Д. П.: Как у Пушкина: “Сказка — ложь, да в ней намек, добрым молодцам урок!” «Целомудренная Адельфина» — квазисоветская фантазия. Сказка, в которой нет ковров-самолетов, драконов и колдовства, но при этом происходят невероятные события. Добро побеждает зло — во-первых. И ради торжества справедливости герои не жертвуют жизнью, свободой и благополучием, как это часто бывает в нашей с вами суровой сегодняшней реальности — во-вторых. Герои на собственном опыте познают во всей полноте, что такое ответственность, преодолевают трудности, рискуют, учатся на ошибках, влюбляются — они живут и чувствуют в полную силу. Там много смеха, слез, отчаяния и счастья. Много размышлений и попыток разобраться в себе и окружающем мире. А введенные нами исторические личности: Брежнев и Лилли — отголоски времени, отблески странных и буйных 60-х. Обе личности вплетены в сюжет дополнительной нитью, связующей с подлинными событиями тех лет: экспериментами над человеческим сознанием и мораторием на промысел дельфинов на территории СССР. 

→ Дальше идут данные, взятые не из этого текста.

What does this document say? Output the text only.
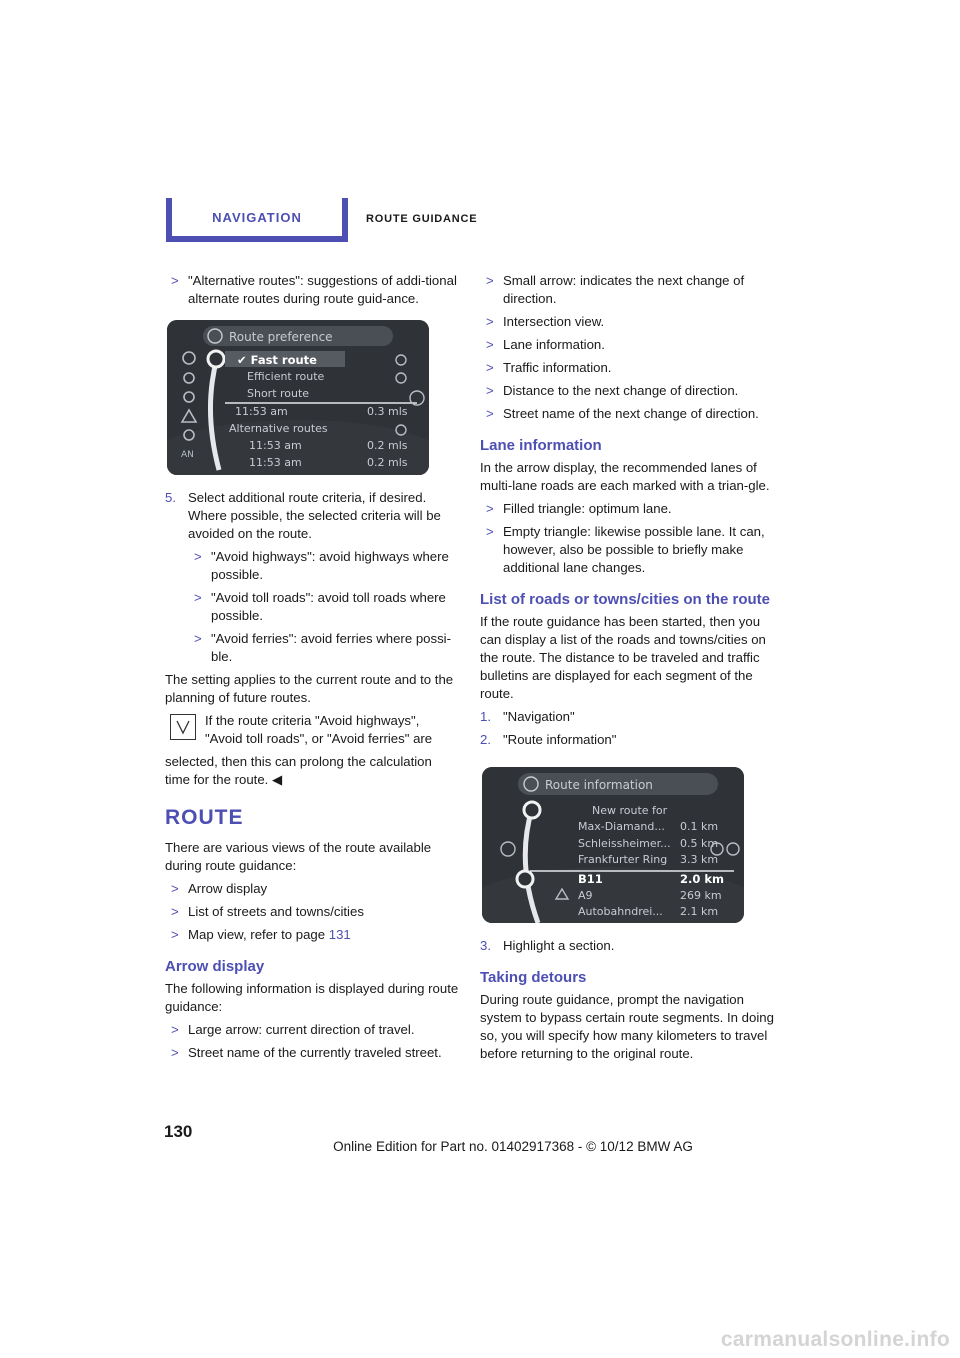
NAVIGATION	ROUTE GUIDANCE
> "Alternative routes": suggestions of addi-tional alternate routes during route guid-ance.
AN
Route preference
✔ Fast route
Efficient route
Short route
11:53 am	0.3 mls
Alternative routes
11:53 am	0.2 mls
11:53 am	0.2 mls
5. Select additional route criteria, if desired. Where possible, the selected criteria will be avoided on the route.
> "Avoid highways": avoid highways where possible.
> "Avoid toll roads": avoid toll roads where possible.
> "Avoid ferries": avoid ferries where possi-ble.

The setting applies to the current route and to the planning of future routes.

If the route criteria "Avoid highways",
"Avoid toll roads", or "Avoid ferries" are

selected, then this can prolong the calculation time for the route. ◀

ROUTE

There are various views of the route available during route guidance:

> Arrow display
> List of streets and towns/cities
> Map view, refer to page 131
Arrow display

The following information is displayed during route guidance:

> Large arrow: current direction of travel.
> Street name of the currently traveled street.
> Small arrow: indicates the next change of direction.
> Intersection view.
> Lane information.
> Traffic information.
> Distance to the next change of direction.
> Street name of the next change of direction.
Lane information

In the arrow display, the recommended lanes of multi-lane roads are each marked with a trian-gle.

> Filled triangle: optimum lane.
> Empty triangle: likewise possible lane. It can, however, also be possible to briefly make additional lane changes.
List of roads or towns/cities on the route

If the route guidance has been started, then you can display a list of the roads and towns/cities on the route. The distance to be traveled and traffic bulletins are displayed for each segment of the route.

1. "Navigation"
2. "Route information"
Route information
New route for
Max-Diamand... 0.1 km
Schleissheimer... 0.5 km
Frankfurter Ring 3.3 km
B11	2.0 km
A9	269 km
Autobahndrei... 2.1 km
3. Highlight a section.
Taking detours

During route guidance, prompt the navigation system to bypass certain route segments. In doing so, you will specify how many kilometers to travel before returning to the original route.

130
Online Edition for Part no. 01402917368 - © 10/12 BMW AG
carmanualsonline.info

Н. В.: Мы прочитали в редакции книгу и особенно нам понравилась фраза одной из взрослых героинь повести, скульптора Марины Андреевны Ледащевой, которая просит свежий номер местной газеты у почтальона: “Голубчик, а есть у вас «Р-ская правда»? Нам всем здесь позарез нужна правда!” 

Так в чем ваша правда, которую вы хотите донести до читателей? 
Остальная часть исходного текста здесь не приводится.